Re: [DISCUSS] Attic podling Apache HTrace?

Posted by Stack <st...@duboce.net>.
On Wed, Aug 16, 2017 at 10:00 AM, Mike Drob <md...@apache.org> wrote:

> Hi folks,
>
> Want to bring up a potentially uncofortable topic for some. Is it time to
> retire/attic the project?
>
> We've seen a minimal amount of activity in the past year. The last release
> had two bug fixes, and had been pending for several months before somebody
> reminded me to push the artifacts to subversion from the staging directory.
>
> I'd love to see a renewed set of activity here, but I don't think there is
> a ton of interest going on.
>
> HBase is still on version 3. So is Accumulo, I think. Hadoop is on 4.1,
> which is a good sign, but I haven't heard much from them recently. I
> definitely do no think we are at the point where a lack of releases and
> activity is a sign of super advanced maturity and stability.
>
> Your thoughts?


Thanks Mike for starting this thread.

Activity over the last year is here [1].

Is there any testimony other than evangelizing presentations on how htrace
has provided a benefit?

HTrace needs a bit of work.
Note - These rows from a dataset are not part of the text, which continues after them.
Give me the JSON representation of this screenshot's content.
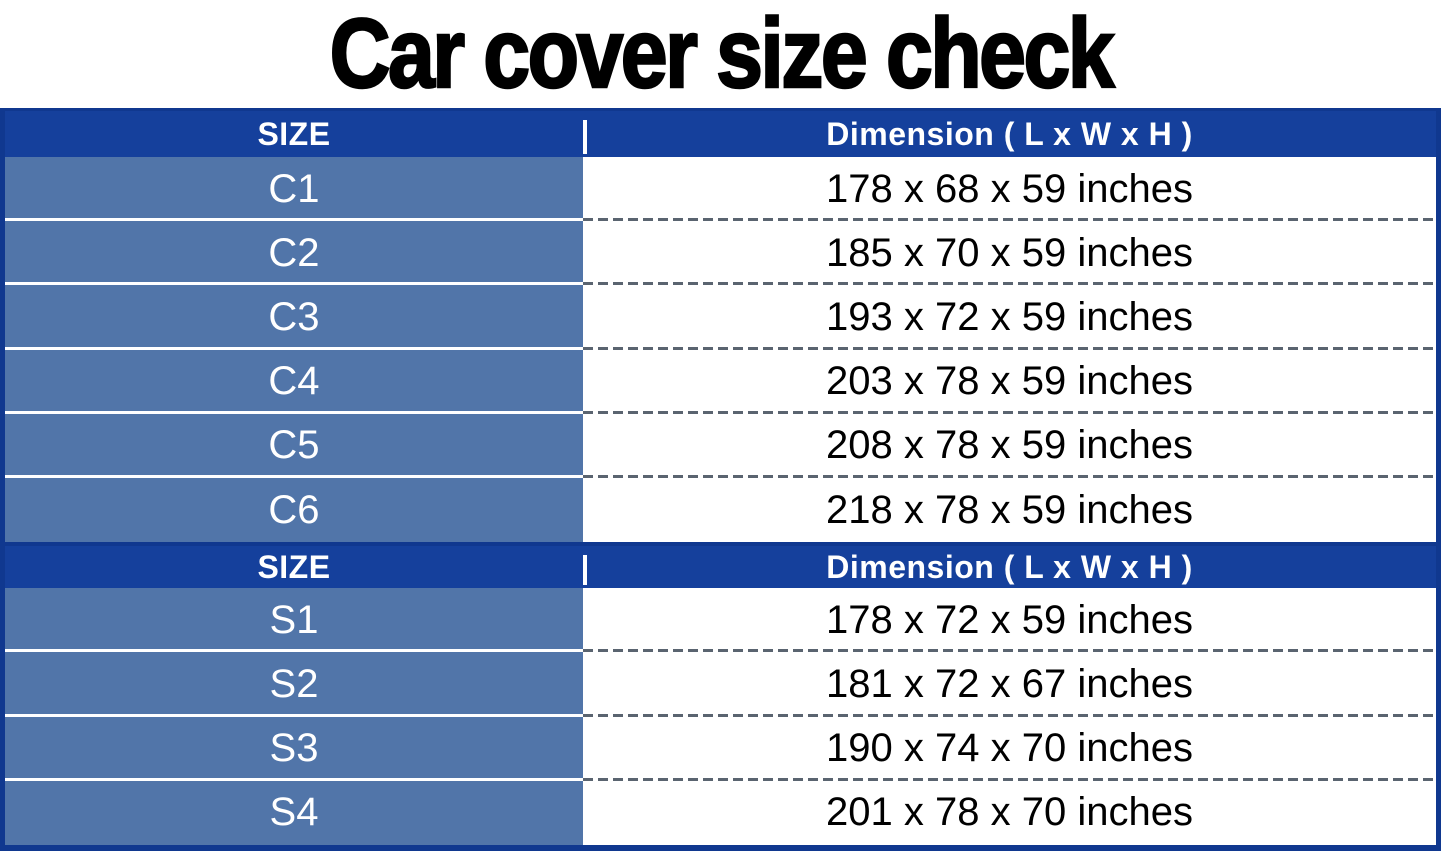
{
  "title": "Car cover size check",
  "colors": {
    "header_bg": "#15409c",
    "row_bg": "#5175a9",
    "border": "#10388f",
    "dash": "#5a6470",
    "header_text": "#ffffff",
    "row_label_text": "#ffffff",
    "value_text": "#000000",
    "title_color": "#000000"
  },
  "chart_data": {
    "type": "table",
    "title": "Car cover size check",
    "sections": [
      {
        "header": {
          "size": "SIZE",
          "dimension": "Dimension ( L x W x H )"
        },
        "rows": [
          {
            "size": "C1",
            "dimension": "178 x 68 x 59 inches"
          },
          {
            "size": "C2",
            "dimension": "185 x 70 x 59 inches"
          },
          {
            "size": "C3",
            "dimension": "193 x 72 x 59 inches"
          },
          {
            "size": "C4",
            "dimension": "203 x 78 x 59 inches"
          },
          {
            "size": "C5",
            "dimension": "208 x 78 x 59 inches"
          },
          {
            "size": "C6",
            "dimension": "218 x 78 x 59 inches"
          }
        ]
      },
      {
        "header": {
          "size": "SIZE",
          "dimension": "Dimension ( L x W x H )"
        },
        "rows": [
          {
            "size": "S1",
            "dimension": "178 x 72 x 59 inches"
          },
          {
            "size": "S2",
            "dimension": "181 x 72 x 67 inches"
          },
          {
            "size": "S3",
            "dimension": "190 x 74 x 70 inches"
          },
          {
            "size": "S4",
            "dimension": "201 x 78 x 70 inches"
          }
        ]
      }
    ]
  }
}
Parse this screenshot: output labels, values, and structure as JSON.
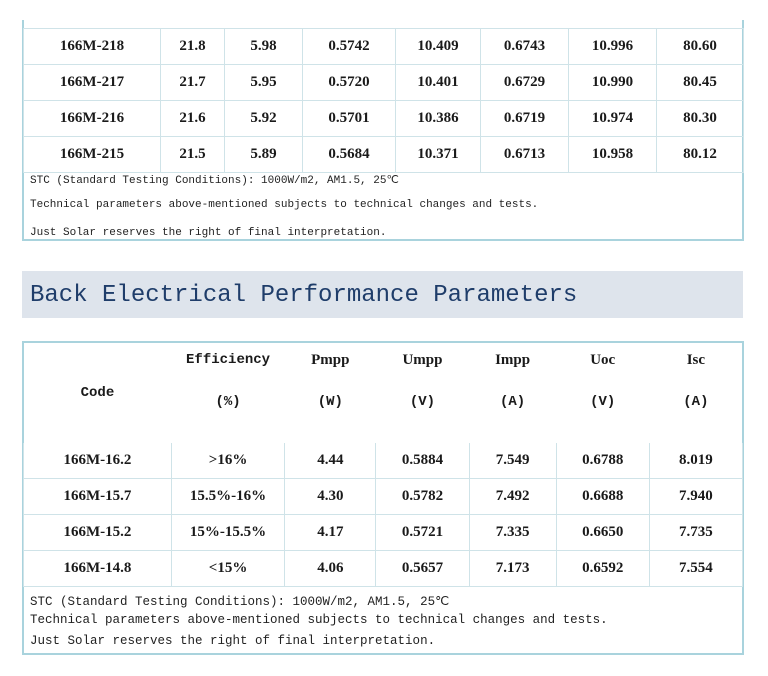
{
  "front_table": {
    "rows": [
      [
        "166M-218",
        "21.8",
        "5.98",
        "0.5742",
        "10.409",
        "0.6743",
        "10.996",
        "80.60"
      ],
      [
        "166M-217",
        "21.7",
        "5.95",
        "0.5720",
        "10.401",
        "0.6729",
        "10.990",
        "80.45"
      ],
      [
        "166M-216",
        "21.6",
        "5.92",
        "0.5701",
        "10.386",
        "0.6719",
        "10.974",
        "80.30"
      ],
      [
        "166M-215",
        "21.5",
        "5.89",
        "0.5684",
        "10.371",
        "0.6713",
        "10.958",
        "80.12"
      ]
    ],
    "notes": [
      "STC (Standard Testing Conditions): 1000W/m2, AM1.5, 25℃",
      "Technical parameters above-mentioned subjects to technical changes and tests.",
      "Just Solar reserves the right of final interpretation."
    ]
  },
  "section_heading": "Back Electrical Performance Parameters",
  "back_table": {
    "code_header": "Code",
    "headers": [
      {
        "name": "Efficiency",
        "unit": "(%)"
      },
      {
        "name": "Pmpp",
        "unit": "(W)"
      },
      {
        "name": "Umpp",
        "unit": "(V)"
      },
      {
        "name": "Impp",
        "unit": "(A)"
      },
      {
        "name": "Uoc",
        "unit": "(V)"
      },
      {
        "name": "Isc",
        "unit": "(A)"
      }
    ],
    "rows": [
      [
        "166M-16.2",
        ">16%",
        "4.44",
        "0.5884",
        "7.549",
        "0.6788",
        "8.019"
      ],
      [
        "166M-15.7",
        "15.5%-16%",
        "4.30",
        "0.5782",
        "7.492",
        "0.6688",
        "7.940"
      ],
      [
        "166M-15.2",
        "15%-15.5%",
        "4.17",
        "0.5721",
        "7.335",
        "0.6650",
        "7.735"
      ],
      [
        "166M-14.8",
        "<15%",
        "4.06",
        "0.5657",
        "7.173",
        "0.6592",
        "7.554"
      ]
    ],
    "notes": [
      "STC (Standard Testing Conditions): 1000W/m2, AM1.5, 25℃",
      "Technical parameters above-mentioned subjects to technical changes and tests.",
      "Just Solar reserves the right of final interpretation."
    ]
  }
}
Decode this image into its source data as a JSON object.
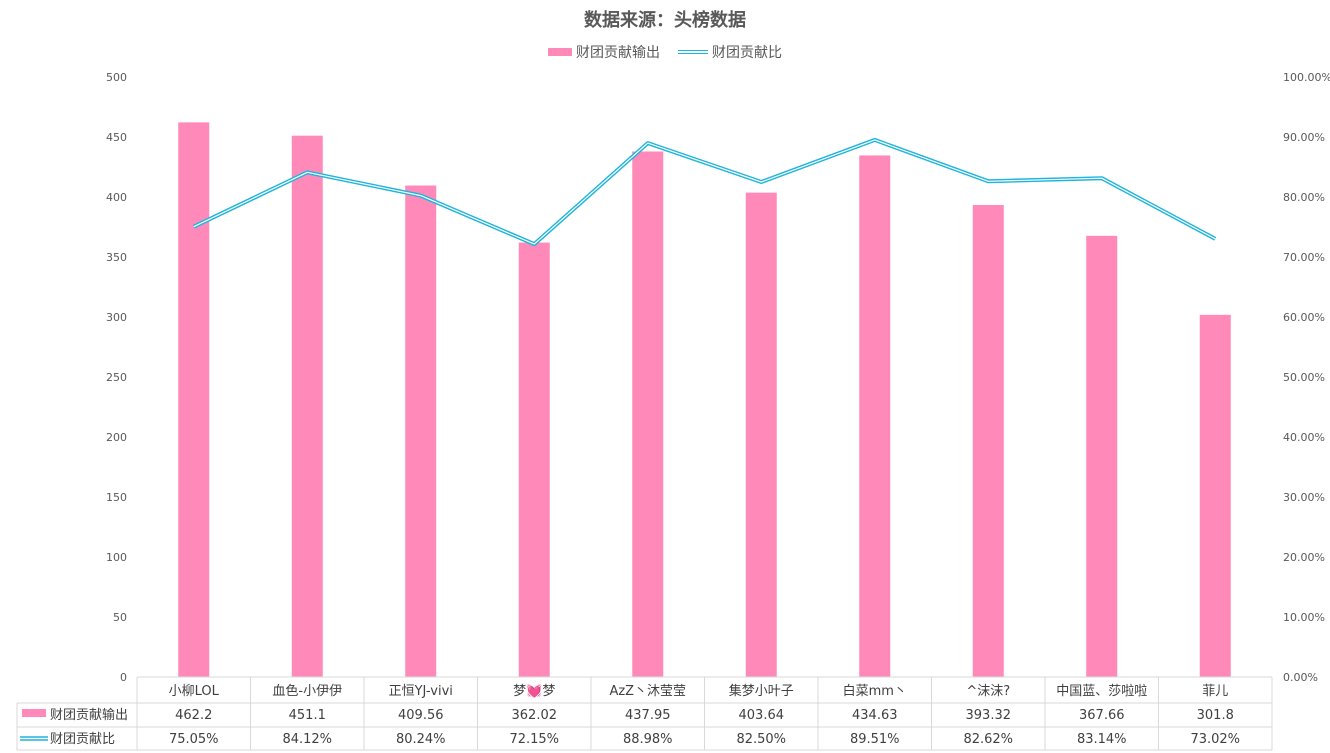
{
  "chart_data": {
    "type": "bar",
    "title": "数据来源：头榜数据",
    "categories": [
      "小柳LOL",
      "血色-小伊伊",
      "正恒YJ-vivi",
      "梦💓梦",
      "AzZ丶沐莹莹",
      "集梦小叶子",
      "白菜mm丶",
      "^沫沫?",
      "中国蓝、莎啦啦",
      "菲儿"
    ],
    "series": [
      {
        "name": "财团贡献输出",
        "type": "bar",
        "axis": "left",
        "color": "#ff8ab9",
        "values": [
          462.2,
          451.1,
          409.56,
          362.02,
          437.95,
          403.64,
          434.63,
          393.32,
          367.66,
          301.8
        ],
        "labels": [
          "462.2",
          "451.1",
          "409.56",
          "362.02",
          "437.95",
          "403.64",
          "434.63",
          "393.32",
          "367.66",
          "301.8"
        ]
      },
      {
        "name": "财团贡献比",
        "type": "line",
        "axis": "right",
        "color": "#1fb4dc",
        "values": [
          75.05,
          84.12,
          80.24,
          72.15,
          88.98,
          82.5,
          89.51,
          82.62,
          83.14,
          73.02
        ],
        "labels": [
          "75.05%",
          "84.12%",
          "80.24%",
          "72.15%",
          "88.98%",
          "82.50%",
          "89.51%",
          "82.62%",
          "83.14%",
          "73.02%"
        ]
      }
    ],
    "ylim_left": [
      0,
      500
    ],
    "yticks_left": [
      "0",
      "50",
      "100",
      "150",
      "200",
      "250",
      "300",
      "350",
      "400",
      "450",
      "500"
    ],
    "ylim_right": [
      0,
      100
    ],
    "yticks_right": [
      "0.00%",
      "10.00%",
      "20.00%",
      "30.00%",
      "40.00%",
      "50.00%",
      "60.00%",
      "70.00%",
      "80.00%",
      "90.00%",
      "100.00%"
    ],
    "legend_position": "top",
    "grid": false,
    "data_table": true
  }
}
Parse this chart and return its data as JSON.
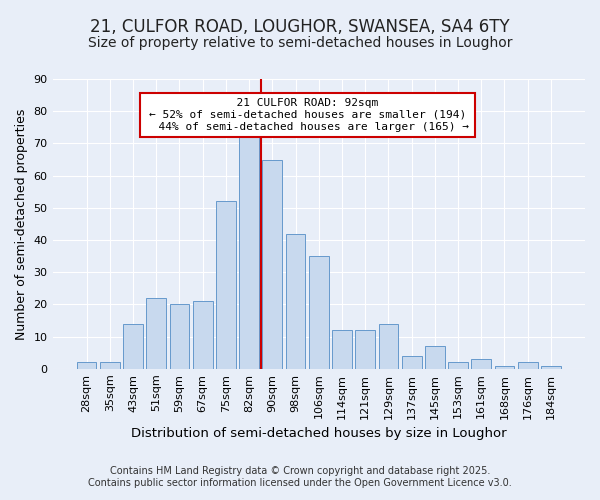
{
  "title": "21, CULFOR ROAD, LOUGHOR, SWANSEA, SA4 6TY",
  "subtitle": "Size of property relative to semi-detached houses in Loughor",
  "xlabel": "Distribution of semi-detached houses by size in Loughor",
  "ylabel": "Number of semi-detached properties",
  "categories": [
    "28sqm",
    "35sqm",
    "43sqm",
    "51sqm",
    "59sqm",
    "67sqm",
    "75sqm",
    "82sqm",
    "90sqm",
    "98sqm",
    "106sqm",
    "114sqm",
    "121sqm",
    "129sqm",
    "137sqm",
    "145sqm",
    "153sqm",
    "161sqm",
    "168sqm",
    "176sqm",
    "184sqm"
  ],
  "values": [
    2,
    2,
    14,
    22,
    20,
    21,
    52,
    75,
    65,
    42,
    35,
    12,
    12,
    14,
    4,
    7,
    2,
    3,
    1,
    2,
    1
  ],
  "bar_color": "#c8d9ee",
  "bar_edge_color": "#6699cc",
  "vline_color": "#cc0000",
  "annotation_box_color": "#cc0000",
  "property_label": "21 CULFOR ROAD: 92sqm",
  "pct_smaller": 52,
  "pct_larger": 44,
  "count_smaller": 194,
  "count_larger": 165,
  "ylim": [
    0,
    90
  ],
  "yticks": [
    0,
    10,
    20,
    30,
    40,
    50,
    60,
    70,
    80,
    90
  ],
  "background_color": "#e8eef8",
  "grid_color": "#ffffff",
  "footer": "Contains HM Land Registry data © Crown copyright and database right 2025.\nContains public sector information licensed under the Open Government Licence v3.0.",
  "title_fontsize": 12,
  "subtitle_fontsize": 10,
  "xlabel_fontsize": 9.5,
  "ylabel_fontsize": 9,
  "tick_fontsize": 8,
  "footer_fontsize": 7,
  "annot_fontsize": 8
}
In order of import:

1. A complete viewer (punt and use zipkin instead?)
2. Hooked up systems that tell wholesome trace stories: hdfs is incomplete,
hbase is broke, accumulo/unknown, phoenix/custom-htrace... who else?
3. Work needs to be done so an operator can easily enable/disable trace and
easily obtain views without impinging upon general perf

It could do w/ an API cleanup (v5.0.0?) and study of the fact that it is
painstaking manual work adding it into a system (and that it is
subsequently easily damaged by code movement). It needs a particular type
of barker to drive it cross-project since the cross-project realm is when
it starts to come into its own (and each project in its turn will resist
since the benefit not immediate), etc.

None of the above is under active dev.

St.Ack

1. https://github.com/apache/incubator-htrace/graphs/commit-activity



> Mike
>